Quand il éteignit l'écran, son assiette à moitié vide avait déjà élu domicile dans le réfrigérateur depuis quelques minutes. Faire le vide après une journée de travail était une étape quotidienne qu'il prenait avec sérieux. Se débarrasser de tout ce qui l'avait dérangé durant ses heures, mettre de côté les différents propos qu'il avait glanés de-ci de-là à la boutique... Il expira, posa la télécommande sur la petite table basse en bois laqué, puis se leva. Ses articulations craquèrent quand il s'étira de tout son long, ses pas le menant à la pièce qu'il utilisait presque toutes les nuits.

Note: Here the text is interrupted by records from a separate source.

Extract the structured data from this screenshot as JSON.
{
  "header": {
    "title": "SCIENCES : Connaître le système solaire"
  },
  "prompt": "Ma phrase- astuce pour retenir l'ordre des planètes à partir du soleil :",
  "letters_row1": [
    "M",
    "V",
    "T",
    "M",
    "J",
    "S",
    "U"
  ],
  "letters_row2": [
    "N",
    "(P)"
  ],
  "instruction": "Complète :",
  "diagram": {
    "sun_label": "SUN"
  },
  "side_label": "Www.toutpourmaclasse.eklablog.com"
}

Oh, enlevez le « presque », il passait plus de temps ici que dans la chambre à coucher ! Cette dernière pensée tournait encore alors que l'écran de son ordinateur lui présentait l'interface de démarrage. Il se laissa donc tomber sur son fauteuil, le cuir et la structure crissant sous son poids soudain. Par habitude, ses doigts sur la souris cliquèrent dans un ordre donné, les diverses fenêtres s'ouvrant sur les deux moniteurs dans une disposition qu'il avait paramétrée depuis bien longtemps. Les réseaux sociaux pour la messagerie instantanée dans ce coin, le streaming dans cet autre morceau de l'écran de gauche. Sur celui de droite, l'interface du jeu de ce soir se lançait tranquillement. Il positionna son casque sur son crâne et ses oreilles, descendit le micro à hauteur de sa bouche et rejoignit la conversation dans laquelle il percevait de l'activité. Bientôt, les rires et les mots l'envahirent et il se crispa quelques secondes. Puis, il inspira profondément.
— Salut, articula-t-il enfin.
— Eeeeeeh, salut, t'es déjà là, c'est cool ! résonna une première voix.
— Yo Cassian ! Merde mec, t'es tombé du lit !
— Je rentre du boulot.
— Ah ouais, c'est vrai que t'as un job à côté.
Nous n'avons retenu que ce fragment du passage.